When all the endpoints being monitored by Traffic Manager for a given profile are down, it makes a "best case effort" and responds as if all the endpoints are actually in an online state, instead of not returning any endpoint at all.
More details of this and other endpoint monitoring details can be found at: https://azure.microsoft.com/en-us/documentation/articles/traffic-manager-monitoring/
Relevant section copy pasted below:
What happens if all Traffic Manager endpoints (excluding endpoints with a Disabled or Stopped status) are failing their health checks, and show a Degraded status?
This most commonly is caused by an error in the configuration of the service (such as an access control list [ACL] blocking the Traffic Manager health checks), or an error in the configuration of the Traffic Manager profile (such as an incorrect monitoring path).
In this case, Traffic Manager makes a "best effort" attempt and responds as if all the Degraded status endpoints actually are in an online state. This is preferable to the alternative, which would be to not return any endpoint in the DNS response.

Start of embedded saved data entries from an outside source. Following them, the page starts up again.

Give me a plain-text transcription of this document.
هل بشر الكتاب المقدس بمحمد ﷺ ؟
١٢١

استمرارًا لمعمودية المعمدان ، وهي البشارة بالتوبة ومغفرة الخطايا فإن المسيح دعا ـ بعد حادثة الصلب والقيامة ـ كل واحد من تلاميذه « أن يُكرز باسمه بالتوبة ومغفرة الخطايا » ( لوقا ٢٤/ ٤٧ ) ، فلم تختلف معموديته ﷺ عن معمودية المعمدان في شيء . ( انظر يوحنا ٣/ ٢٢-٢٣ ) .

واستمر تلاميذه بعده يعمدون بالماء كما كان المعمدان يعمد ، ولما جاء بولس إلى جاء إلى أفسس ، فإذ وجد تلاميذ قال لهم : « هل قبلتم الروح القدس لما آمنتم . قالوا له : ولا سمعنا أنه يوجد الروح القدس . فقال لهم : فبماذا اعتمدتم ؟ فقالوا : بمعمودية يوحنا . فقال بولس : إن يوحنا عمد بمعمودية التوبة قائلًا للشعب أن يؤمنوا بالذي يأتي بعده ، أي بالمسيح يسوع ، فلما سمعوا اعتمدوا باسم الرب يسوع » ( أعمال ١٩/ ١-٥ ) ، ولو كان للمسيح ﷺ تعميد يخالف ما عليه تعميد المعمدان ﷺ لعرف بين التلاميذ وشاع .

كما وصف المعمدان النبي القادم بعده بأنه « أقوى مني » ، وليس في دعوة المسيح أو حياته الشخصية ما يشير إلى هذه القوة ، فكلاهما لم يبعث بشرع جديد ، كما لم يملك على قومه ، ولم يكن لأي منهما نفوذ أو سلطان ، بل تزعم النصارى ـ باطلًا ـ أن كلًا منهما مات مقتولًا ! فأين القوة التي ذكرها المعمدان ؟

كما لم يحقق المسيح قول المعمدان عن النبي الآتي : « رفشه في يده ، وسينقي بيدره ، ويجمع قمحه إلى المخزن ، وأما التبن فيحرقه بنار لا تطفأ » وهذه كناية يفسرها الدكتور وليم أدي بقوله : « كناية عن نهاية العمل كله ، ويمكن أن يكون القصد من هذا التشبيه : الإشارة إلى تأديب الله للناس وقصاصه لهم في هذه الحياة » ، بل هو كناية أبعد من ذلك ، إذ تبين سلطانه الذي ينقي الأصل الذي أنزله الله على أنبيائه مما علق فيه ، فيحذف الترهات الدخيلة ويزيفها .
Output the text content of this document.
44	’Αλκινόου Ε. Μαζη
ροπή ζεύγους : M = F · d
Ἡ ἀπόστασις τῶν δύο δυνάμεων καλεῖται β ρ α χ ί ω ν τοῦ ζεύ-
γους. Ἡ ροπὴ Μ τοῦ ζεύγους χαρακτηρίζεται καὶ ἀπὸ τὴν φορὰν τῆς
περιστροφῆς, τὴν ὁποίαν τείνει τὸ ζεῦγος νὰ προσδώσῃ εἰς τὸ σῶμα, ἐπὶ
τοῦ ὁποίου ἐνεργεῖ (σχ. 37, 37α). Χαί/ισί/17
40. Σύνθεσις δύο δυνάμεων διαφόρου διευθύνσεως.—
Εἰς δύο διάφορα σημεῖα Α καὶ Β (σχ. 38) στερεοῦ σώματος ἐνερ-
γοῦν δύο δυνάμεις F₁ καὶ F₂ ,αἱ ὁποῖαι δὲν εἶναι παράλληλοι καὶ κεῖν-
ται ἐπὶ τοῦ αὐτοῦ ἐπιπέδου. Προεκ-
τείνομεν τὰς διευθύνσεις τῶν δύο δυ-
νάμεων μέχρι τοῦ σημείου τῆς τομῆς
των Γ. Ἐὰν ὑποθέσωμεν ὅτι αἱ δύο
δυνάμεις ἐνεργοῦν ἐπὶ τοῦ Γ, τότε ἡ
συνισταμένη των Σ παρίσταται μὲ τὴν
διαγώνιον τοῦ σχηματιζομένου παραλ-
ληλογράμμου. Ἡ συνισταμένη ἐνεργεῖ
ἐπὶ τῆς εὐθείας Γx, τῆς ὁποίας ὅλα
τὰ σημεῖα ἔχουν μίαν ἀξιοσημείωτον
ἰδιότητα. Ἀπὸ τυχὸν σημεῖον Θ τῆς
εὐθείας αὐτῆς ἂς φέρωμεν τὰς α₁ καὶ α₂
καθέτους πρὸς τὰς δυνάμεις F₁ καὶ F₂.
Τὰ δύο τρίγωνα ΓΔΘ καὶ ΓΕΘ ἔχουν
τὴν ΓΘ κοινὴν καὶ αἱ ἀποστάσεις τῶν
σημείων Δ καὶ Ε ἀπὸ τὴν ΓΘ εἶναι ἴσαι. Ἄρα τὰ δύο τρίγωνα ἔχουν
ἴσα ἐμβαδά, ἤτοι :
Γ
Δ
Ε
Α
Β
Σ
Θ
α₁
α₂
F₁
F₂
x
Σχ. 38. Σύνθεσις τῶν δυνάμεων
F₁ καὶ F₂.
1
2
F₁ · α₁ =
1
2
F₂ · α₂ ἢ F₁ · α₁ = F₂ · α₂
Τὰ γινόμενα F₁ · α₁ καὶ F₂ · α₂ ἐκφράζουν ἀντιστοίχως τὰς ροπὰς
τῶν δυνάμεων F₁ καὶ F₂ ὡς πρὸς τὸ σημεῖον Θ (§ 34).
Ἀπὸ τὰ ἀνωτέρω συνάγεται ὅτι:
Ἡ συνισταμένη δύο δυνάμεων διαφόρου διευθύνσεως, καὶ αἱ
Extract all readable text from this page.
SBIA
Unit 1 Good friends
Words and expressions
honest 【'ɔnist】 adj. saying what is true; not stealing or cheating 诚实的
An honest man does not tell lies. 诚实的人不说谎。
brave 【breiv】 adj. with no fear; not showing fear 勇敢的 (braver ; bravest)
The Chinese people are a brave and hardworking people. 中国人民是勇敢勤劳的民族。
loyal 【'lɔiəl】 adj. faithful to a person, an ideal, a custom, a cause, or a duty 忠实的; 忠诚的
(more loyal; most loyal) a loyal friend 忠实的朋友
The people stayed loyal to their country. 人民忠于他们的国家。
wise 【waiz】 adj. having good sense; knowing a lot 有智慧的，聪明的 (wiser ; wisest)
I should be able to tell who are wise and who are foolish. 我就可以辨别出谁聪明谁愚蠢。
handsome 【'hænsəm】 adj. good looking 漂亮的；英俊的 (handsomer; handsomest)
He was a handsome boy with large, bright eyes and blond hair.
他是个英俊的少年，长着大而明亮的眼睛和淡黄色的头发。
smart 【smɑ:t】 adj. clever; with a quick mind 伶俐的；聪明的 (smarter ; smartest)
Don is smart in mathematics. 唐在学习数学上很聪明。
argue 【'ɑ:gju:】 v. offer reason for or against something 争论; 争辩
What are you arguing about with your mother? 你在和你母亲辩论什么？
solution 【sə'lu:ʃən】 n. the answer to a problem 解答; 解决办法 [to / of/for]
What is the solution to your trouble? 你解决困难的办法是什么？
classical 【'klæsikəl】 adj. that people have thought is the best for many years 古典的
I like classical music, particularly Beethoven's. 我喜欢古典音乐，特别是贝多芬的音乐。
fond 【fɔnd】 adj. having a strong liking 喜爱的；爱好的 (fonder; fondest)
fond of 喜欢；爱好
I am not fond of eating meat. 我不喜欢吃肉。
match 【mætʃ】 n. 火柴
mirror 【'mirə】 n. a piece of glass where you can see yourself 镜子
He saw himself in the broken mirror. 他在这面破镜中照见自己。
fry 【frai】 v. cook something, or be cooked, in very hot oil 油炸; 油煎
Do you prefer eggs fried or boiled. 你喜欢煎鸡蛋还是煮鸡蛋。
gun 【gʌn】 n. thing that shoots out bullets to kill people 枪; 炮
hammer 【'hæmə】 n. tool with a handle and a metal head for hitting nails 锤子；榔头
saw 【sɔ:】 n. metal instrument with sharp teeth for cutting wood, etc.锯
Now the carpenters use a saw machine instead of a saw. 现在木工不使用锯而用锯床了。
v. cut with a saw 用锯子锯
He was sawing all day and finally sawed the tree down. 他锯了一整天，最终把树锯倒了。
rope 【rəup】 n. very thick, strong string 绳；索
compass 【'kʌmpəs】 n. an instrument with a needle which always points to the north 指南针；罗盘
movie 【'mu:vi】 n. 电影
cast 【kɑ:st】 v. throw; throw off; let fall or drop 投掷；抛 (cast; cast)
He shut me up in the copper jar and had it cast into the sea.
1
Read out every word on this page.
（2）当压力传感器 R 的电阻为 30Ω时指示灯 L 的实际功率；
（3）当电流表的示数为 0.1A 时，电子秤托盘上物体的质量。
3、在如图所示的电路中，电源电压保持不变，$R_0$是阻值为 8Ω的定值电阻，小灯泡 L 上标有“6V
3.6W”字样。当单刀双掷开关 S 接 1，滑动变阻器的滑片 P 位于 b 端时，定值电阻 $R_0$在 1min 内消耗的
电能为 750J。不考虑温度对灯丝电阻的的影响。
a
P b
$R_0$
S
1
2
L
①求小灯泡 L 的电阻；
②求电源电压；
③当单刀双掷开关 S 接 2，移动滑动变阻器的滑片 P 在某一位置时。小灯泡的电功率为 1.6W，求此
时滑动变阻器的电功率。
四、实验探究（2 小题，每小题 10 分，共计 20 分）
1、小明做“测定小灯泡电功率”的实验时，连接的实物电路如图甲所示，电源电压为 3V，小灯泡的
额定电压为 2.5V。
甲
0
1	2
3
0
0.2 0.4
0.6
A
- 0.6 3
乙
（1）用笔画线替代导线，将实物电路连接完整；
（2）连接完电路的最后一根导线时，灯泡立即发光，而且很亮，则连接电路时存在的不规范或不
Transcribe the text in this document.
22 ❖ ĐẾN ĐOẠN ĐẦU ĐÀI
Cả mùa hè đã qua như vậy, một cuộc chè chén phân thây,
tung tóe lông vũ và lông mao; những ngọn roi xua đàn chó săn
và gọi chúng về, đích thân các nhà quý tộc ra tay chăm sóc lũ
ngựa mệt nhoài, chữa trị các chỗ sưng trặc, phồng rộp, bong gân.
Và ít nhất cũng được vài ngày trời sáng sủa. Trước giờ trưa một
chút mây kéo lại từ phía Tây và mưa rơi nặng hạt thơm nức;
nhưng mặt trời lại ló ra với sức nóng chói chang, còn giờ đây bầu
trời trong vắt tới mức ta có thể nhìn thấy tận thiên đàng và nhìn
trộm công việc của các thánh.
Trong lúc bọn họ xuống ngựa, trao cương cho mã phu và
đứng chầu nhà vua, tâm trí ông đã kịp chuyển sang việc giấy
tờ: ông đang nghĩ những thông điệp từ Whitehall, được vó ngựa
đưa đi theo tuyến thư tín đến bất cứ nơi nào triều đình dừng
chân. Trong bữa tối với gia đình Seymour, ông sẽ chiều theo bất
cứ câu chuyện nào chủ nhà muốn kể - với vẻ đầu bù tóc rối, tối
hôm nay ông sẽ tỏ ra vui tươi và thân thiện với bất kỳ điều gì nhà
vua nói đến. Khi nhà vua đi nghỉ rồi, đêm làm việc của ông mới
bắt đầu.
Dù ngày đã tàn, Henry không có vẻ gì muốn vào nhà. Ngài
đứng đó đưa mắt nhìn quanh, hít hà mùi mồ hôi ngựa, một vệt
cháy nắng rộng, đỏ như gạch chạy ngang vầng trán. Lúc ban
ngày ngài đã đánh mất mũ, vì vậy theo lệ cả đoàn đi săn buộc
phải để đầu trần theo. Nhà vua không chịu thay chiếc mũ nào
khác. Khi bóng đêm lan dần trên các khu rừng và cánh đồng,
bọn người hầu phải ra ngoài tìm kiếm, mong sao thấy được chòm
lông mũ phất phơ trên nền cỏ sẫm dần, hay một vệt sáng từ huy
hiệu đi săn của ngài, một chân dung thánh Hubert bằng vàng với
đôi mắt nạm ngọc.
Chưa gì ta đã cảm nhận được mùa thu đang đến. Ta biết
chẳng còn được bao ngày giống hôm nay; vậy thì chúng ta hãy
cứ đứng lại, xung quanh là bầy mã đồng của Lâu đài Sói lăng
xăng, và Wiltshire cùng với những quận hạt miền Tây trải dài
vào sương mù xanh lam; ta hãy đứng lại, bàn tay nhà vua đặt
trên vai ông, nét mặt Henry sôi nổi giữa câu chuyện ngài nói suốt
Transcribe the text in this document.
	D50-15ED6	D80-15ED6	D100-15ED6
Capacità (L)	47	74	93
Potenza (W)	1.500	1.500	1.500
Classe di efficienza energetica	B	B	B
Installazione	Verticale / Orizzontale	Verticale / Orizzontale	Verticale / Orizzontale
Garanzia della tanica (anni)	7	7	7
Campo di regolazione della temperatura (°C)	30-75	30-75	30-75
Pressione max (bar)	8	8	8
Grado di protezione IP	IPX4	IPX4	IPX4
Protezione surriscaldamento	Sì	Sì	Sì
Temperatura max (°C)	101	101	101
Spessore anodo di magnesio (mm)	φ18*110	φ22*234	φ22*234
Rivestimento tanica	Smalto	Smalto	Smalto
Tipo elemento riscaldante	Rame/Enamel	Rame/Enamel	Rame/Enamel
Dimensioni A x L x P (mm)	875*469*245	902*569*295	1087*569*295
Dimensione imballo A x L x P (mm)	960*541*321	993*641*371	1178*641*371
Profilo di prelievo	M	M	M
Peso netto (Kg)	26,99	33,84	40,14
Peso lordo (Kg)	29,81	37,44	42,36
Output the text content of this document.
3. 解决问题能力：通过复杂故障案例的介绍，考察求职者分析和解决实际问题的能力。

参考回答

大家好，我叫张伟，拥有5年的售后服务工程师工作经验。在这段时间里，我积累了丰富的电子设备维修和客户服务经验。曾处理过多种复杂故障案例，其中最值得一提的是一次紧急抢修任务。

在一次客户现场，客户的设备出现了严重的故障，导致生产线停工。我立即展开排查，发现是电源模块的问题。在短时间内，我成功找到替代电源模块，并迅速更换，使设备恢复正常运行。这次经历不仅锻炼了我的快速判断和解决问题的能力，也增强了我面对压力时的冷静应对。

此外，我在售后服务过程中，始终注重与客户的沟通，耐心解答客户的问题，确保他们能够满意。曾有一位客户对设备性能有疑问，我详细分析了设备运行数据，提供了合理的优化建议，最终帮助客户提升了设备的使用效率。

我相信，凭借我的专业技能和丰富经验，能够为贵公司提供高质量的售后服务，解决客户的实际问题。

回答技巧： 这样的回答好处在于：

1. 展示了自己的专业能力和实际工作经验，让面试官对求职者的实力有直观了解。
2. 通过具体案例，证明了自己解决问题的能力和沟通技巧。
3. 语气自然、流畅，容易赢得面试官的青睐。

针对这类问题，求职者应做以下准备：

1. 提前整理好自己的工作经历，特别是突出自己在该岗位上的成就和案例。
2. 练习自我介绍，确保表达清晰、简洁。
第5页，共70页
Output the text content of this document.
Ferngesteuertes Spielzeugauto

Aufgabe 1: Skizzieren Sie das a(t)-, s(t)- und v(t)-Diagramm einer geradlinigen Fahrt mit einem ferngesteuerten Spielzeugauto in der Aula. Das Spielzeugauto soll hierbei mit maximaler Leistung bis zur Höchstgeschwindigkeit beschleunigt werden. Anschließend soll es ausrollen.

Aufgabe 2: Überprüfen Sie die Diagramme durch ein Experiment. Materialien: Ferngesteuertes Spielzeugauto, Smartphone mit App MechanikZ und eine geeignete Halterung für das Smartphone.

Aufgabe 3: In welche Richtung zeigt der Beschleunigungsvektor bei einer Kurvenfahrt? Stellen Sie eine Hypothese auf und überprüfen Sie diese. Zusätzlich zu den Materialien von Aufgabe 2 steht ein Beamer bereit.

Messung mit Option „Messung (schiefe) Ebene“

A consequence of this behavior is that if Traffic Manager health checks are not configured correctly, it might appear from the traffic routing as though Traffic Manager is working properly. However, in this case, endpoint failover will not happen if an endpoint fails, and this affects overall application availability. To ensure that this does not occur, it is important to check that the profile shows an Online status, and not a Degraded status. An Online status shows that the Traffic Manager health checks are working as expected.
I wanted to also make sure an error message was returned to the user if all locations were down.
Since Traffic Manager is a DNS only solution i'm not sure who's supposed to serve the "We're down" page..
A 3rd endpoint serving a static page should do the job.